Di Balik Aksi Rasialisme di AS
Penembakan massal di area supermarket TOPS, Buffalo, New York ,Amerika Serikat, pada 14 Mei 2022 menurut Komisaris Gramaglia, Kapolres setempat, adalah aksi rasialisme. Aksi yang dilakukan oleh pemuda kulit putih berumur 18 tahun semacam itu sudah sering terjadi di negeri Uncle Sam tersebut dalam satu dekade terakhir.
Indikasi rasialisme nyata terlihat dimana korbannya kebanyakan warga kulit hitam dan pelaku melakukan aksi penembakan sambil memviralkan sendiri aksinya secara visual melalui streaming. Bukan aksi kriminal biasa, tetapi pelaku ingin menunjukkan “heroisme atau kepahlawan" ala “Rambo”.
Apa sebenarnya yang melatar belakangi aksi heroisme atas dasar kebencian terhadap rasialisme tersebut. Bukan menjadi rahasia lagi, kalau pelakunya adalah mereka yang fanatik thd “populisme“ yang dalam hal ini populisme rasial. Dalam pandangan pelaku penembakan, ras lain tidak berguna dan hanya ras kulit putih yang unggul atas ras lain.
Di samping populisme rasial, jenis populisme yang lain adalah populisme agama misalnya “Islamofobia“, suatu kebencian terhadap agama dalam hal ini Islam. Kedua populisme tersebut merupakan bagian gerakan Ultra Liberalisme (Ultra Kanan).
Sedangkan Ultra liberalisme tersebut merupakan faksi radikal dari Liberalisme atau kemudian disebut Neo-Liberalisme dengan suatu asusmsi liberalisme akan mengglobal. Hal ini didasarkan pada thesis Huntington dan Fukuyama bahwa komunisme akan kolaps kalah bersaing dengan Liberalisme yang keluar sebagai pemenang tunggal.
Menurut keduanya, peradaban Barat (Liberalisme) akan berhadapan dengan peradaban Timur (Cina, Jepang dan India) dan peradaban Islam (Timur Tengah dan Asia Tenggara). Inti dari thesis dari Huntington itu adalah dunia akan dipimpin oleh Peradaban Barat atau semacam “penyeragaman peradaban global“ di bawah pimpinan Peradaban Barat.
Aksi rasialisme tersebut merupakan ekspresi superioritas ras dan ideologi Neo-Liberalisme sebagai perwujudan dari etika ras kulit putih khususnya “Anglo Saxon“ (Amerika, Inggris, Australia). Rasialisme itu pula yang menjadi arus utama politik Presiden Donald Trump dengan terma “American First“ dan “Islamofobia”.
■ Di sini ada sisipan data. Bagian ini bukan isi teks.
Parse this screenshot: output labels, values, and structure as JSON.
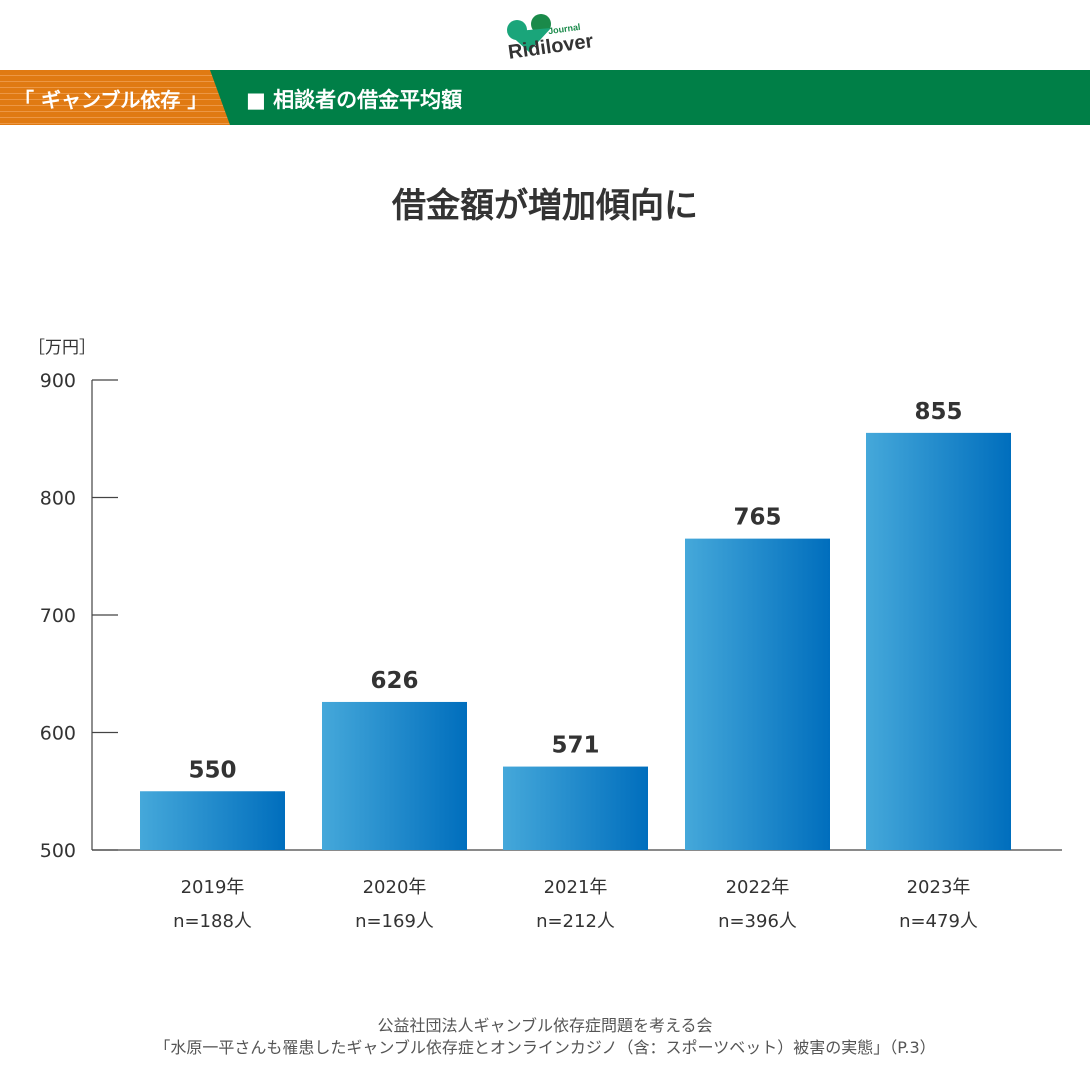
{
  "logo": {
    "name": "Ridilover",
    "sub": "Journal"
  },
  "banner": {
    "category": "「 ギャンブル依存 」",
    "subtitle": "■ 相談者の借金平均額"
  },
  "chart_data": {
    "type": "bar",
    "title": "借金額が増加傾向に",
    "ylabel": "［万円］",
    "ylim": [
      500,
      900
    ],
    "yticks": [
      500,
      600,
      700,
      800,
      900
    ],
    "categories": [
      "2019年",
      "2020年",
      "2021年",
      "2022年",
      "2023年"
    ],
    "sample_sizes": [
      "n=188人",
      "n=169人",
      "n=212人",
      "n=396人",
      "n=479人"
    ],
    "values": [
      550,
      626,
      571,
      765,
      855
    ],
    "colors": {
      "start": "#45a8da",
      "end": "#006ebd"
    }
  },
  "footer": {
    "line1": "公益社団法人ギャンブル依存症問題を考える会",
    "line2": "「水原一平さんも罹患したギャンブル依存症とオンラインカジノ（含：スポーツベット）被害の実態」（P.3）"
  }
}
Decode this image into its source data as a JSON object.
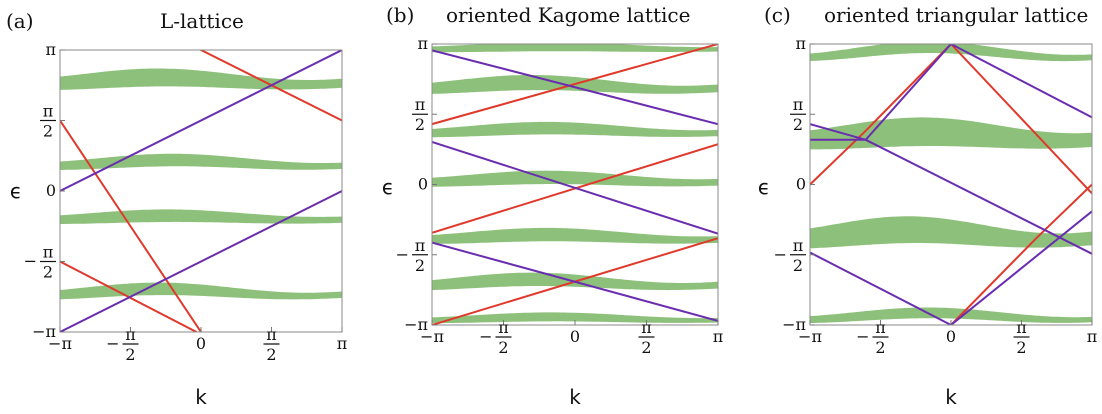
{
  "chart_data": [
    {
      "type": "line",
      "panel": "(a)",
      "title": "L-lattice",
      "xlabel": "k",
      "ylabel": "ϵ",
      "xlim": [
        -3.14159,
        3.14159
      ],
      "ylim": [
        -3.14159,
        3.14159
      ],
      "x_ticks": [
        "−π",
        "−π/2",
        "0",
        "π/2",
        "π"
      ],
      "y_ticks": [
        "−π",
        "−π/2",
        "0",
        "π/2",
        "π"
      ],
      "colors": {
        "band": "#8dc07a",
        "red": "#e0392b",
        "purple": "#6a2db0"
      },
      "bands": [
        {
          "center": 2.45,
          "amp": 0.08,
          "phase": 0.9,
          "half_width": 0.2
        },
        {
          "center": 0.62,
          "amp": 0.07,
          "phase": 0.6,
          "half_width": 0.14
        },
        {
          "center": -0.6,
          "amp": 0.05,
          "phase": 0.7,
          "half_width": 0.14
        },
        {
          "center": -2.26,
          "amp": 0.08,
          "phase": 0.9,
          "half_width": 0.14
        }
      ],
      "lines": [
        {
          "color": "red",
          "points": [
            [
              -3.14159,
              1.57
            ],
            [
              0,
              -3.14159
            ]
          ]
        },
        {
          "color": "red",
          "points": [
            [
              0,
              3.14159
            ],
            [
              3.14159,
              1.57
            ]
          ]
        },
        {
          "color": "red",
          "points": [
            [
              -3.14159,
              -1.57
            ],
            [
              -0.1,
              -3.14159
            ]
          ]
        },
        {
          "color": "purple",
          "points": [
            [
              -3.14159,
              -3.14159
            ],
            [
              3.14159,
              0
            ]
          ]
        },
        {
          "color": "purple",
          "points": [
            [
              -3.14159,
              0
            ],
            [
              3.14159,
              3.14159
            ]
          ]
        }
      ]
    },
    {
      "type": "line",
      "panel": "(b)",
      "title": "oriented Kagome lattice",
      "xlabel": "k",
      "ylabel": "ϵ",
      "xlim": [
        -3.14159,
        3.14159
      ],
      "ylim": [
        -3.14159,
        3.14159
      ],
      "x_ticks": [
        "−π",
        "−π/2",
        "0",
        "π/2",
        "π"
      ],
      "y_ticks": [
        "−π",
        "−π/2",
        "0",
        "π/2",
        "π"
      ],
      "colors": {
        "band": "#8dc07a",
        "red": "#e0392b",
        "purple": "#6a2db0"
      },
      "bands": [
        {
          "center": 3.05,
          "amp": 0.03,
          "phase": 0.5,
          "half_width": 0.1
        },
        {
          "center": 2.2,
          "amp": 0.08,
          "phase": 0.9,
          "half_width": 0.17
        },
        {
          "center": 1.2,
          "amp": 0.06,
          "phase": 0.6,
          "half_width": 0.14
        },
        {
          "center": 0.1,
          "amp": 0.06,
          "phase": 0.6,
          "half_width": 0.15
        },
        {
          "center": -1.18,
          "amp": 0.06,
          "phase": 0.6,
          "half_width": 0.15
        },
        {
          "center": -2.2,
          "amp": 0.08,
          "phase": 0.9,
          "half_width": 0.15
        },
        {
          "center": -3.0,
          "amp": 0.04,
          "phase": 0.5,
          "half_width": 0.1
        }
      ],
      "lines": [
        {
          "color": "red",
          "points": [
            [
              -3.14159,
              1.35
            ],
            [
              3.14159,
              3.14159
            ]
          ]
        },
        {
          "color": "red",
          "points": [
            [
              -3.14159,
              -1.08
            ],
            [
              3.14159,
              0.9
            ]
          ]
        },
        {
          "color": "red",
          "points": [
            [
              -3.14159,
              -3.14159
            ],
            [
              3.14159,
              -1.2
            ]
          ]
        },
        {
          "color": "purple",
          "points": [
            [
              -3.14159,
              3.0
            ],
            [
              3.14159,
              1.35
            ]
          ]
        },
        {
          "color": "purple",
          "points": [
            [
              -3.14159,
              0.95
            ],
            [
              3.14159,
              -1.1
            ]
          ]
        },
        {
          "color": "purple",
          "points": [
            [
              -3.14159,
              -1.3
            ],
            [
              3.14159,
              -3.05
            ]
          ]
        }
      ]
    },
    {
      "type": "line",
      "panel": "(c)",
      "title": "oriented triangular lattice",
      "xlabel": "k",
      "ylabel": "ϵ",
      "xlim": [
        -3.14159,
        3.14159
      ],
      "ylim": [
        -3.14159,
        3.14159
      ],
      "x_ticks": [
        "−π",
        "−π/2",
        "0",
        "π/2",
        "π"
      ],
      "y_ticks": [
        "−π",
        "−π/2",
        "0",
        "π/2",
        "π"
      ],
      "colors": {
        "band": "#8dc07a",
        "red": "#e0392b",
        "purple": "#6a2db0"
      },
      "bands": [
        {
          "center": 2.95,
          "amp": 0.12,
          "phase": 0.5,
          "half_width": 0.13
        },
        {
          "center": 1.08,
          "amp": 0.1,
          "phase": 0.6,
          "half_width": 0.32
        },
        {
          "center": -1.13,
          "amp": 0.12,
          "phase": 0.9,
          "half_width": 0.3
        },
        {
          "center": -2.95,
          "amp": 0.08,
          "phase": 0.5,
          "half_width": 0.12
        }
      ],
      "lines": [
        {
          "color": "red",
          "points": [
            [
              -3.14159,
              0
            ],
            [
              -1.9,
              1.2
            ],
            [
              0,
              3.14159
            ],
            [
              3.14159,
              -0.2
            ]
          ]
        },
        {
          "color": "red",
          "points": [
            [
              0,
              -3.14159
            ],
            [
              1.9,
              -1.2
            ],
            [
              3.14159,
              0
            ]
          ]
        },
        {
          "color": "purple",
          "points": [
            [
              -3.14159,
              1.35
            ],
            [
              -1.9,
              1.0
            ],
            [
              0,
              3.14159
            ],
            [
              3.14159,
              1.5
            ]
          ]
        },
        {
          "color": "purple",
          "points": [
            [
              -3.14159,
              1.0
            ],
            [
              -1.9,
              1.0
            ],
            [
              3.14159,
              -1.55
            ]
          ]
        },
        {
          "color": "purple",
          "points": [
            [
              -3.14159,
              -1.52
            ],
            [
              0,
              -3.14159
            ],
            [
              3.14159,
              -0.6
            ]
          ]
        }
      ]
    }
  ]
}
Jangan Menulis ke Indonesia
Populisme rasial dan agama tersebut jangan sampai menular ke tanah air tercinta. Gejala awal populisme rasial ini mulai tampak ketika dua tokoh yg cukup terkenal yang berasal dari Sumatera Utara dan Jawa Barat mengeluarkan cuitan yang dianggap melukai saudara kita dari suku Dayak dan suku Papua.
Demikian juga gejala populisme agama mulai muncul sejak 2016 sebagai ekspresi terhadap kesenjangan ekonomi.
Kita bangsa Indonesia berideologi Pancasila yang mengakui “Kebhinekaan atau Keberagaman” dan “berkarakter nasionalis-relijius “. Bangsa Indonesia bukan pengikut Liberalisme apalagi Neo- Liberalisme yang ingin memaksakan ideologi /peradaban Barat atau penyeragaman peradaban.
Yang diperlukan sekarang adalah visi baru kebangsaan yang berdasarkan Pancasila sebagai respon terhadap dinamika populisme yang sedang tumbuh sebagai fenomena global berupa ekspresi populisme rasialis dan agama (SARA).
DR KH As'ad Said Ali
Pengamat Sosial-Pilitik, Wa-Ka BIN 2000-2001, Mustasyar PBNU 2022-2027. Tinggal di Jakarta.